Australian Music in Cambridge

CAM at All Saints

CAM is back with a fantastic concert in Cambridge on 3 April for the unusual combination of violin and harp.

Sunday 3 April 2022 1.15pm
All Saints, 46 Jesus Lane, Cambridge CB5 8BW

Programme to include…

Nigel Westlake (b.1958) 
Beneath the midnight sun (UK premiere)
Wendy Hiscocks (b.1963)
Caprice for solo violin
Eric Gross (1926 – 2011)
Rondino pastorale (UK premiere)
Camille Saint-Saens (1835 – 1921)
Fantasie

Meet the performers

Philippa Mo violin studied at the Royal Academy of Music and at the Central Conservatory of Music, Beijing. She performs extensively as a chamber musician and has given performances and live broadcasts worldwide. 
 
A champion of contemporary music, Philippa has worked closely with many leading British composers. Releasing critically acclaimed recordings for the NMC, Dutton and Nimbus labels, she is Senior Lecturer in Violin at Leeds College of Music.

Gabriella Dall-Olio 

Gabriella Dall-Olio harp was born in Bologna and is now based in London from where she follows an international and high profile career performing and teaching the harp.

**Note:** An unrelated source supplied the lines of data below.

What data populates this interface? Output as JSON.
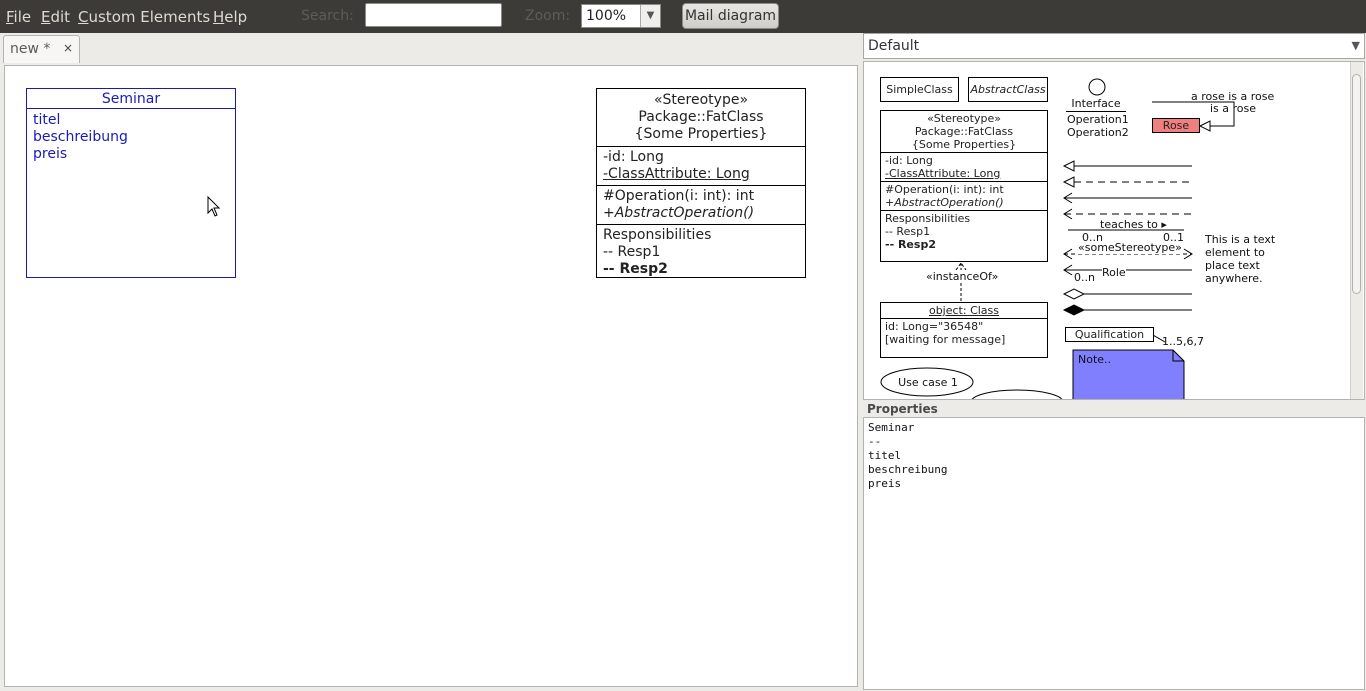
{
  "menubar": {
    "menus": [
      {
        "accel": "F",
        "rest": "ile"
      },
      {
        "accel": "E",
        "rest": "dit"
      },
      {
        "accel": "C",
        "rest": "ustom Elements"
      },
      {
        "accel": "H",
        "rest": "elp"
      }
    ],
    "search_label": "Search:",
    "zoom_label": "Zoom:",
    "zoom_value": "100%",
    "mail_button": "Mail diagram"
  },
  "tab": {
    "title": "new *",
    "close": "×"
  },
  "diagram": {
    "seminar": {
      "name": "Seminar",
      "attributes": [
        "titel",
        "beschreibung",
        "preis"
      ]
    },
    "fatclass": {
      "stereotype": "«Stereotype»",
      "name": "Package::FatClass",
      "props": "{Some Properties}",
      "attr1": "-id: Long",
      "attr2": "-ClassAttribute: Long",
      "op1": "#Operation(i: int): int",
      "op2": "+AbstractOperation()",
      "resp_title": "Responsibilities",
      "resp1": "-- Resp1",
      "resp2": "-- Resp2"
    }
  },
  "palette": {
    "selected": "Default",
    "simple_class": "SimpleClass",
    "abstract_class": "AbstractClass",
    "interface": "Interface",
    "op1": "Operation1",
    "op2": "Operation2",
    "rose_note": "a rose is a rose",
    "rose_note2": "is a rose",
    "rose": "Rose",
    "fat_stereo": "«Stereotype»",
    "fat_name": "Package::FatClass",
    "fat_props": "{Some Properties}",
    "fat_attr1": "-id: Long",
    "fat_attr2": "-ClassAttribute: Long",
    "fat_op1": "#Operation(i: int): int",
    "fat_op2": "+AbstractOperation()",
    "fat_resp": "Responsibilities",
    "fat_resp1": "-- Resp1",
    "fat_resp2": "-- Resp2",
    "instance_of": "«instanceOf»",
    "object_name": "object: Class",
    "object_attr": "id: Long=\"36548\"",
    "object_msg": "[waiting for message]",
    "teaches": "teaches to ▸",
    "mult1": "0..n",
    "mult2": "0..1",
    "some_stereo": "«someStereotype»",
    "role": "Role",
    "mult3": "0..n",
    "text_element": [
      "This is a text",
      "element to",
      "place text",
      "anywhere."
    ],
    "qualification": "Qualification",
    "qual_mult": "1..5,6,7",
    "note": "Note..",
    "usecase": "Use case 1"
  },
  "properties": {
    "label": "Properties",
    "lines": [
      "Seminar",
      "--",
      "titel",
      "beschreibung",
      "preis"
    ]
  },
  "colors": {
    "menubar": "#3c3b37",
    "seminar_blue": "#1a1ab8",
    "rose_fill": "#f08080",
    "note_fill": "#8080ff"
  }
}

Captivating audiences around the globe, her critically acclaimed recordings span solo, chamber and orchestral works. Gabriella has worked with conductors including Simon Rattle, Seiji Osawa and Esa-Pekka Salonen.

After the initial challenge of finding Australian repertoire for these instruments, it was a great discovery to find music by Nigel Westlake and Eric Gross in the Australian Music Centre catalogue.

About the music

Nigel’s 2007 arrangement Beneath the midnight sun originates from his film score for Antarctica, and evokes a serene, icy landscape, while the Viennese born Eric Gross delivers a well crafted and attractive Rondino Pastorale with a clear sense of structure. To the best of CAM’s knowledge, both works will be receiving their UK premiere.

‘I had the privilege of meeting both composers in Sydney many years ago. Nigel and I were much younger composers at that time, with the former labelled by the celebrated Australian composer Peter Sculthorpe as the Pacific Minimalist who was ‘going places’. Eric was my first kind and patient composition teacher at Sydney University. To this day, I can still hear the sound of his voice with its thick Viennese accent and the smell of his pipe tobacco.’

Wendy Hiscocks, CAM Director,

The venue for this CAM recital is especially interesting. Referred to as the ‘painted church’, All Saints’ decorations and fittings boast designs by Bodley and Morley, and there are stencilled patterns, exotic floral friezes and window designs by William Morris to admire.